Are there any theories as to how an electron is able to communicate its state to another entangled electron over an...

The fact remains that one entangled particle is somehow communicating with the other instantly over distance. We just don't know how and there are no real theories as to how.

No one knows.
If you're looking for suggestions though...
en.wikipedia.org/wiki/De_Broglie–Bohm_theory
en.wikipedia.org/wiki/Transactional_interpretation

Bohm's pilot-wave theory fell into disfavor, relative to the Copenhagen interpretation, because it was explicitly non-local. That was considered "weird". It's been looked at again because Bell's theorem showed the universe _is_ non-local.
The Transactional interpretation side-steps the "information is being transferred faster-than-light" problem by postulating waves which go _backwards_ in time.
Both, SFAIK, match all current experimental evidence. Neither requires abandoning Causality.

Otherwise, as noted, "Shut up and calculate"

That merely evades the question and the analogy isn't even a good one.
Move one end of a board and the other end doesn't move for _at least_ a billionth of a second for each foot of length.

correct me if i'm wrong but as i heard it, all existing electrons are always at the same position in their orbit around the nucleus when observed

That's not true, though.

>are there any theories as to how an electron is able to communicate its state to another entangled electron over an infinite distance of space?
Well, gosh, no one has ever thought to ask that before.
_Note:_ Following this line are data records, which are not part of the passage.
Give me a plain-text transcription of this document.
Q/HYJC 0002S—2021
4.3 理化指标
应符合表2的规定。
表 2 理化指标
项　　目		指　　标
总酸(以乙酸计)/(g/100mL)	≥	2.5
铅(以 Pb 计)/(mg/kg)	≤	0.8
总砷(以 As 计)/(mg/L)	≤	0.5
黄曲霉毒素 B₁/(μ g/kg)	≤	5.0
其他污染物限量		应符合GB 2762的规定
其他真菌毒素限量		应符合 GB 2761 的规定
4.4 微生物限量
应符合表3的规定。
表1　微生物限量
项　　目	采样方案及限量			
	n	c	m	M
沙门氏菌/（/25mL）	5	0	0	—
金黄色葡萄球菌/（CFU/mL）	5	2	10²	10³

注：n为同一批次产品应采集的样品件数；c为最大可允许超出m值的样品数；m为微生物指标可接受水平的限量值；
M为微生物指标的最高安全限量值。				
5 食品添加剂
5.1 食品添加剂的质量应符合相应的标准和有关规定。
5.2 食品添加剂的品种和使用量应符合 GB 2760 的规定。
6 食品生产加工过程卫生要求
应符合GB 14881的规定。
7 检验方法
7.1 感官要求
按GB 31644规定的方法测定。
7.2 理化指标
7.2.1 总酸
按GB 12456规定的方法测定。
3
this is Veeky Forums dude, no ones positing mind-blowing new questions

"Everything is proto-conscious."

There is the ER=EPR hypothesis, but I think it best to say we don't know much about spacetime from a quantum mechanical perspective.

The classical notion of distance may be irrelevant to some form of "quantum" spacetime geometry.

And, if I'm not mistaken, the idea behind ER=EPR is to explain spacetime as coming from entanglement (or quantum correlations or information in general), and not the other way around. Of course, at the level of speculation, it doesn't matter much which comes first, but the progress in these areas tend to favour quantum mechanics over spacetime.

There are different levels of the conjecture, I think the most speculative form being wormholes and entangled pairs are essentially equivalent. i.e. Every pair of entangled states are "connected" via wormhole and every wormhole corresponds to a pair of entangled states

>implying they communicate.

If I wright the same letter twice and seal them in envelopes and mail bolt to opposite sides of the earth with instructions to open them at the same time did the two letters communicate there content to each other faster than the speed of light?

What if I had a stack of paired letters and I grabbed a set at random without knowing what was inside a particular set until opening it. I mail one with instructions when to open it, we open ours at the same time... is this FTL communication?

>If I wright the same letter twice and seal them in envelopes and mail bolt to opposite sides of the earth with instructions to open them at the same time did the two letters communicate there content to each other faster than the speed of light?

that's different than what's happening though. There have been experiments done that have proven that the properties of a particle aren't decided at time of separation of two entangled particles.

Many worlds interpretation: collapse is just what the observer sees, it's not an absolute effect.

The oscillation moves through the wood at the speed of sound, not instantaneously. If the plank of wood is long enough ,there will be a huge difference between the the initial push and the other end of the plank actually moving.

The quantum state of each particle is not defined until one is observed. They are not written until looked at. Before then, they are a fuzzy state of being both up and down.

Quantum state is described by wave function exactly, it's well defined.

Yes but not instantly, the speed of the information that you pushed the planck at one end and that the other need to move is still limited to the speed of light

The specific state of a quantum particle isn't defined until it is observed. The uncertainty principle, Schrödinger's cat, and superposition principle, assure this. Are you getting hung up on the use of the word "defined"?

Consider yourself corrected.
The "atom as a miniature solar system with electrons orbiting a central nucleus" paradigm was junked nearly a century ago.
Until "observed" electrons don't _have_ positions, merely most probable locations.
They can't even be considered to be "orbiting"
Chemistry texts illustrate this with weird blobby shapes.

magnets

The specific state of a quantum particle is defined and is described by wave function to the last digit precisely, it definitely doesn't exist in state given by measurement, it simply doesn't.